Если снаружи это был просто дом, то внутри – нечто среднее между аптекой, лабораторией и полевым госпиталем! Воздух был густым, наполненным ароматами сотен трав, которые висели пучками под потолком, сушились на сетках и хранились в глиняных горшках. Вдоль стен стояли полки, заставленные склянками, пузырьками, коробочками из коры. В большом очаге кипело несколько котлов, издавая разноцветный пар.

Но главное – здесь были люди. А я то думал, что она затворница., но на нескольких лавках, застеленных шкурами, лежали больные и раненые викинги. Один, с перевязанной головой, тихо стонал во сне. Другому, молодому парню с чудовищным ожогом на руке, Альма как раз меняла повязку. Еще двое, старик и женщина, просто сидели, ожидая своей очереди, и пили что-то из деревянных чашечек. Т-ц, клиника, блин.

Альма даже не повернулась в мою сторону, полностью сосредоточившись на работе. Она была маленькой, высохшей, как старый гриб, старухой. Ее лицо было покрыто такой густой сетью морщин, что казалось, будто оно вырезано из дерева. Но ее руки… двигались с поразительной точностью и уверенностью. Она аккуратно сняла старую повязку, пропитанную какой-то зеленой мазью, промыла ожог отваром и наложила свежий слой мази из глиняной плошки.

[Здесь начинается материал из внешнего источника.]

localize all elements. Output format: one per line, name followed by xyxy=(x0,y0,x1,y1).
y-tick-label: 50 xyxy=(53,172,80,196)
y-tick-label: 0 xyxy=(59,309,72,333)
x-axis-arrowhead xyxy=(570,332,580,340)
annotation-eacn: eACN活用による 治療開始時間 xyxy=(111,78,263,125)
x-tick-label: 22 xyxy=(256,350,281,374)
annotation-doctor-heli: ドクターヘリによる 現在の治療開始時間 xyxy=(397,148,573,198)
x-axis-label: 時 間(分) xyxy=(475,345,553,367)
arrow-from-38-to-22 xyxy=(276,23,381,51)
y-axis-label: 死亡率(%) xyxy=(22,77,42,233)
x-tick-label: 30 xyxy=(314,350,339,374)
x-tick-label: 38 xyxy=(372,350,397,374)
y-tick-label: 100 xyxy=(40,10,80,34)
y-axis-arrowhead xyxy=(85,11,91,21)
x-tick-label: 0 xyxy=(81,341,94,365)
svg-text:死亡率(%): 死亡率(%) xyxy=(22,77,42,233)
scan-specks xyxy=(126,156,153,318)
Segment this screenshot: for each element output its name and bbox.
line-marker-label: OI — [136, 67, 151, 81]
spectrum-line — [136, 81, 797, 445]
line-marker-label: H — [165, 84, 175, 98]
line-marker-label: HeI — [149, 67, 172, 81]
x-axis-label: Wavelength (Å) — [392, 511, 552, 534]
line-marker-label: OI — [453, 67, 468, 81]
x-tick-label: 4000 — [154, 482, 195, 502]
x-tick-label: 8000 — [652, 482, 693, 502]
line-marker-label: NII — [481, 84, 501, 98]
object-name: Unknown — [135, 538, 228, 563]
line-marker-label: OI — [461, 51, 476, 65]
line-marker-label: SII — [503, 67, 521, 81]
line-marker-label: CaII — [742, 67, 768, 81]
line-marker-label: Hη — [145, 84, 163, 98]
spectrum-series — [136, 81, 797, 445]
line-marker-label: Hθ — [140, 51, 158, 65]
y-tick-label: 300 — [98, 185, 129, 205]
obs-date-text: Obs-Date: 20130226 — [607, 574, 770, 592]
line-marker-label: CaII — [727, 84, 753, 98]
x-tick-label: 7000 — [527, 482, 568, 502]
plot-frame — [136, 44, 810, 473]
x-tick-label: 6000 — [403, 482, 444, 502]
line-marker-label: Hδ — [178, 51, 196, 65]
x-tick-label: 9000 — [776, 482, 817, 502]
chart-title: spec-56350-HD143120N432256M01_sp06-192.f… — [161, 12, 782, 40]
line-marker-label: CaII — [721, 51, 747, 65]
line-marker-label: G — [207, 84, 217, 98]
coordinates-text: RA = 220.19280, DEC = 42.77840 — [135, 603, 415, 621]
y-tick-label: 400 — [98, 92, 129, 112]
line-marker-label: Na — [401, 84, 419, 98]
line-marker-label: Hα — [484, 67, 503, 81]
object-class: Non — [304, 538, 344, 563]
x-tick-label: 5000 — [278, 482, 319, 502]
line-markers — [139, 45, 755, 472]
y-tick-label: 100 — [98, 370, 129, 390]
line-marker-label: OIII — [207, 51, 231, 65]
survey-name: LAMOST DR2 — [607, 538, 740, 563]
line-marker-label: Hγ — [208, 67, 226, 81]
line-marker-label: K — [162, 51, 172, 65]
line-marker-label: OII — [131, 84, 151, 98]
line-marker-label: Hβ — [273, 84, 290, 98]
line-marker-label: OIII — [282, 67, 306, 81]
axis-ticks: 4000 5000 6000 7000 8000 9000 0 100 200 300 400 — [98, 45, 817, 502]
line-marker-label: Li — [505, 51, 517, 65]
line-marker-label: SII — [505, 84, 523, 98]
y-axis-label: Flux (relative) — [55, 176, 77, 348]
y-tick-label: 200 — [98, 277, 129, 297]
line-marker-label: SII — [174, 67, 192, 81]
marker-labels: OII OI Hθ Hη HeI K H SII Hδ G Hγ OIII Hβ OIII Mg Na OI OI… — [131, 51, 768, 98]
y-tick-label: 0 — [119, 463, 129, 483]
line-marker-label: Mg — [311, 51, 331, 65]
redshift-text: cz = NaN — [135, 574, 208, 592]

– Готово, воин, – сказала она парню. – Еще пару дней, и сможешь снова свой топор в руках держать. Но не раньше.

Парень благодарно кивнул и ушел. Только тогда она обернулась ко мне. Ее выцветшие, почти бесцветные глаза, казалось, заглядывали мне прямо в душу.

– Пришел, значица, знахарь-чужак, – проскрипела она. – Я ждала тебя, самозванца.

– Ждали? – удивился я.

– Слухи в нашей деревне бегут быстрее ветра. Я уже знаю, что ты сделал с быком вождя. Смело. И глупо.

Она указала на скамью у стены.

– Садись. Говори, зачем пришел. Только быстро. У меня дел по горло.

Я сел, собираясь с мыслями.

– Я пришел за советом, – начал я. – Я сделал все, что мог, чтобы спасти быка. Зашил раны, остановил кровь. Но я боюсь заражения. Я использовал медовуху как антисептик, но этого может быть мало. У вас… есть травы, которые могут помочь? Что-то, что борется с заразой изнутри?

Пытался сформулировать мысль так, чтобы она была понятна знахарке, и дополнил.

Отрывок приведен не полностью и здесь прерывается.